About the company
Nebius is leading a new era in cloud infrastructure for the global AI economy. We are building a full-stack AI cloud platform that supports developers and enterprises from data and model training through to production deployment, without the cost and complexity of building large in-house AI/ML infrastructure. Built by engineers, for engineers. From large-scale GPU orchestration to inference optimization, we own the hard problems across compute, storage, networking and applied AI. Listed on Nasdaq (NBIS) and headquartered in Amsterdam, we have a global footprint with R&D hubs across Europe, the UK, North America and Israel.
Responsibilities
- Act as a trusted advisor to our clients, providing technical expertise and guidance throughout the engagement. Conduct PoC, workshops, presentations, and training sessions to educate clients on GPU cloud technologies and best practices.

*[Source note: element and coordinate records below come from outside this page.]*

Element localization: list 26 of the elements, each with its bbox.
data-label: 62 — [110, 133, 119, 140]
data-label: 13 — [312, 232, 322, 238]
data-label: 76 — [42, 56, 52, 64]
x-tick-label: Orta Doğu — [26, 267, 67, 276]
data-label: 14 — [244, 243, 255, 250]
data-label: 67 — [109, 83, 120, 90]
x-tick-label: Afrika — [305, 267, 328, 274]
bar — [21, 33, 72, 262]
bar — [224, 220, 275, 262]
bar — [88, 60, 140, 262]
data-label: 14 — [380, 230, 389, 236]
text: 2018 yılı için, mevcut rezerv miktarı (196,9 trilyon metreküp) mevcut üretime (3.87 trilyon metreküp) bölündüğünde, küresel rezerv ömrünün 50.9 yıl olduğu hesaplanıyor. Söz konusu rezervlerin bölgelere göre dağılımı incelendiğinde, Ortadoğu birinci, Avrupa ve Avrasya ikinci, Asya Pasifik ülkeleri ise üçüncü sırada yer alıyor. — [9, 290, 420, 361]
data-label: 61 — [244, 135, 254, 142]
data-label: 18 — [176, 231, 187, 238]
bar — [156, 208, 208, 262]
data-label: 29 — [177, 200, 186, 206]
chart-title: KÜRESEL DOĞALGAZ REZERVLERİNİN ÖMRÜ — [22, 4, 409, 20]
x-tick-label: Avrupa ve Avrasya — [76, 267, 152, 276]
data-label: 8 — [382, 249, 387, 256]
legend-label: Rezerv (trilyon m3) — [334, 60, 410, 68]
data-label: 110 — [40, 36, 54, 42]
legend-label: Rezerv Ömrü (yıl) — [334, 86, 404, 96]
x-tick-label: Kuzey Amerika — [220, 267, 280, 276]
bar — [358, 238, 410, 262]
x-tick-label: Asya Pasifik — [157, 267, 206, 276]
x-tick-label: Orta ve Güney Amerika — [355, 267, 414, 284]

- Collaborate with clients to understand their business requirements and develop solution architecture that align with their needs: design and document Infrastructure as code solutions, documentation and technical how-tos in collaboration with support engineers and technical writers.
- Help customers to optimize pipeline performance and scalability to ensure efficient utilization of cloud resources and services powered by Nebius AI.
- Act as a single point of expertise of customer scenarios for product, technical support, marketing teams.
- Assist to Marketing department efforts during events (Hackathons, conferences, workshops, webinars, etc.)
Requirements
- 5 - 10 + years of experience as a cloud solutions architect, system/network engineer, developer or a similar technical role with a focus on cloud computing.
- Bachelor’s degree or foreign equivalent in a related field, or an equivalent combination of education and relevant experience.
- Strong hands-on experience with IaC and configuration management tools (preferably Terraform/Ansible), Kubernetes, skills of writing code in Python.
- Solid understanding of GPU computing practices for ML training and inference workloads, GPU software stack components, including drivers, libraries (e.g. CUDA, OpenCL).
- Excellent communication skills.
- Customer-centric mindset.
Preferred qualifications
- Hands-on experience with HPC/ML orchestration frameworks (e.g. Slurm, Kubeflow).
- Hands-on experience with deep learning frameworks (e.g. TensorFlow, PyTorch).
- Solid understanding of cloud ML tools landscape from industry leaders (NVIDIA, AWS, Azure, Google).
Conditions
- On Target Earnings Range: $235k - $300k CAD.
- Competitive compensation.
- Career growth and learning opportunities.
- Flexibility and ownership.
- Collaborative and innovative culture.
- Opportunity to work on impactful AI projects.
- International environment and talented teams.